How (not) to pray. On this blog, we will spend time contemplating Jesus’ life in order to see Him more clearly, follow Him more nearly, and love Him more dearly.  This is not just an abstract exercise, as though we could manufacture a relationship with Jesus just by saying the right pious words, or reading another person’s.  Our God wants a relationship, not pleasantries.  So St. Ignatius invites the retreatants (you and me, the ones praying with the exercises) to grow in relationship to Jesus by meditating on and contemplating His life.  In meditating on a passage from the Gospels (like the birth of Jesus), we use our memory, understanding and will.  This is a good way to think about the life of Jesus and ponder all the good He does for us.

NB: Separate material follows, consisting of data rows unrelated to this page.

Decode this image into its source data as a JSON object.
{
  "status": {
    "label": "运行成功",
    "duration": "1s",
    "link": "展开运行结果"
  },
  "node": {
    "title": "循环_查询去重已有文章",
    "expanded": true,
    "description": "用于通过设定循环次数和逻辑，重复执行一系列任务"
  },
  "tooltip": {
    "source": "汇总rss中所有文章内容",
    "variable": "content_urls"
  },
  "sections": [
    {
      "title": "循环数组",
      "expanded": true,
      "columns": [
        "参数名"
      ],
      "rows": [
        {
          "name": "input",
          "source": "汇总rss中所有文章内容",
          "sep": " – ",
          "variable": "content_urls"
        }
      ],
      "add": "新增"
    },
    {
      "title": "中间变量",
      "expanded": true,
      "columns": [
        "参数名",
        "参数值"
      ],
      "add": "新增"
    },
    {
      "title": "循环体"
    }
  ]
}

But to go deeper, Ignatian contemplation is savoring these mysteries with all five senses: seeing, hearing, smelling, tasting, and touching.  We come to know the story of Jesus’ nativity by imagining the sights, sounds, smells, and feel of the stable, and trusting that God can speak through these sense experiences.  In a way, this contemplative prayer means that we become like a child again, wondering at the works of Jesus as if for the first time.  It is a method of prayer that relies on our imagination: we experience anew God’s story of salvation, and savor what it has to say to our life.

After about a week of preparatory reflections, we will have prompts to lead us through specific contemplations of Jesus’ life, with specific graces — spiritual insights and gifts — along the way.  Our pray here at the blog is that you find these daily Lenten reflections fruitful in cultivating that deeper relationship with God.

The goal for today? Focus now, Tuesday, only on disposing yourself to renewing your relationship with God by praying with Jesus this Lent.  Whether you can only give ten minutes a day, or an hour, give what you can.  Find a prayer space and a rhythm that suits you – and which you know you can be faithful to each day.  As St. Rose Philippine Duchesne wrote, “God does not require great achievements, but a heart that holds nothing back.”

This Lent, let us return to God with our whole heart, holding nothing back from the One who desires to draw us close to Him.